Personal loans are another heavy hitter, but I doubt anyone reading this article often hits up the paycheck advance places that have six payphones and a guy named Darren who offers you drugs on your way in the door. You know the spot. These often have insane interest rates if the loans are not paid back in a timely manner. Legislative efforts have advanced in recent decades to prevent loan sharking from being legal, but still, some places have APRs far in excess of 100% for paycheck advances.
If you have crippling credit debt or any other high interest and high risk money you owe, the best solution is to obtain a debt consolidation loan from a reputable bank or credit union. Banks want your money, period. They will pay off high interest debt from multiple sources to transfer income from other parties into their name instead, often at a reasonable rate. Short of inheriting a pile of money and being able to clear your name with cash, these loans are the best solution to people that struggle with making interest-only payments on their loans.
When is it appropriate to get a loan?
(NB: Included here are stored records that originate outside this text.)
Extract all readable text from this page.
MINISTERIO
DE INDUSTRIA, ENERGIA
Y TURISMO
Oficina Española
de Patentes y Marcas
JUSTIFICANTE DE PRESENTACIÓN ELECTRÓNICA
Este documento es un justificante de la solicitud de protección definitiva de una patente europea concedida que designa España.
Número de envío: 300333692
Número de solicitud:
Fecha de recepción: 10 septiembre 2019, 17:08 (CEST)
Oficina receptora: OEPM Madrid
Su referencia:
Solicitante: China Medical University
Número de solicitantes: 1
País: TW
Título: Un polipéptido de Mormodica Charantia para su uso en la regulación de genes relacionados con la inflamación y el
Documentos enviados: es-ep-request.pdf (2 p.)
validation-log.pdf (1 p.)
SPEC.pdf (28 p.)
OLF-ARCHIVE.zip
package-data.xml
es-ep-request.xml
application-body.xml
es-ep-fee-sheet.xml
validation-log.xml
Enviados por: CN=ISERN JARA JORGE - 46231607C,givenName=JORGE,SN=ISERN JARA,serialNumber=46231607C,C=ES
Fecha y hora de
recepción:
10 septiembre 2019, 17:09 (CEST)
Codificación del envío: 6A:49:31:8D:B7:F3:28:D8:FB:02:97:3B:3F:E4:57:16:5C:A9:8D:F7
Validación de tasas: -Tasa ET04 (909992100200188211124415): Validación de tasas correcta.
As with every answer ever, it depends on your situation. If you're riddled with debt, obviously a debt consolidation loan might be a really good deal. Suppose you're well off and debt free. I consider loans on homes to be very reasonable. The shorter the term, the better your interest rate is, of course. So if you have the means to do 15 year fixed rate mortgage in place of a 30, you should do that. Kick that mortgage more than the minimum payment, and that will benefit you as well by reducing the total interest you pay over the course of the loan.
Auto loans are questionable. I think that unless it is your goal in life to cruise off the dealer's lot with your dream car, for us practical folk, a used car is always the one that makes financial sense. The average cost of a passenger car in the United States is $33,560. If you get a 72 month term, you're paying $466.11 just on principle alone. You'll pay over $4000 in interest if you take the full length of the loan to pay it off. Now suppose you buy a used economy car for just the cost of the interest, 4k. You get to sock that $466.11 that you would be spending on a car payment, into some kind of investment that will actually start earning money, instead of burning it.
Now that you're thinking about what you're making instead of what you're spending, we can move onto the topic of savings vs. debt. My advice is to only have enough savings to work your way through a job loss or layoff. Traditional advice says you should have six months of savings. I agree with this if you are debt free. But your capacity to save for an emergency is greatly reduced if you're paying a lot on loans and interest. So reduce that figure to two or three months while you pay off debt. If you have six months of living expenses in savings, cut a fat wad of that to credit cards or other loans. Not only does that mean you won't have as much of that debt looming over your head, but your capacity to recover in the event of a layoff or family emergency hasn't lessened. You can use that credit card to pay that if that happens before you rebuild your buffer fund.
Avoid debt if you can. Home mortgages are the exception. Credit card debt is the worst. Pay it down as soon as possible. Get a debt consolidation loan to reduce interest and pay down extra principle. Once you are free, cancel cards if it makes sense to do so, or simply stop using them. Sometimes your credit score can take a hit if you close cards and reduce available credit, so it might be better to keep them and put a candy bar on it every month to keep it active with good payment history. Play it smart and be practical. Drive a used car and don't buy things that you don't need. We all know this stuff instinctively, yet so few of us practice good fiscal policy. Be one of the few.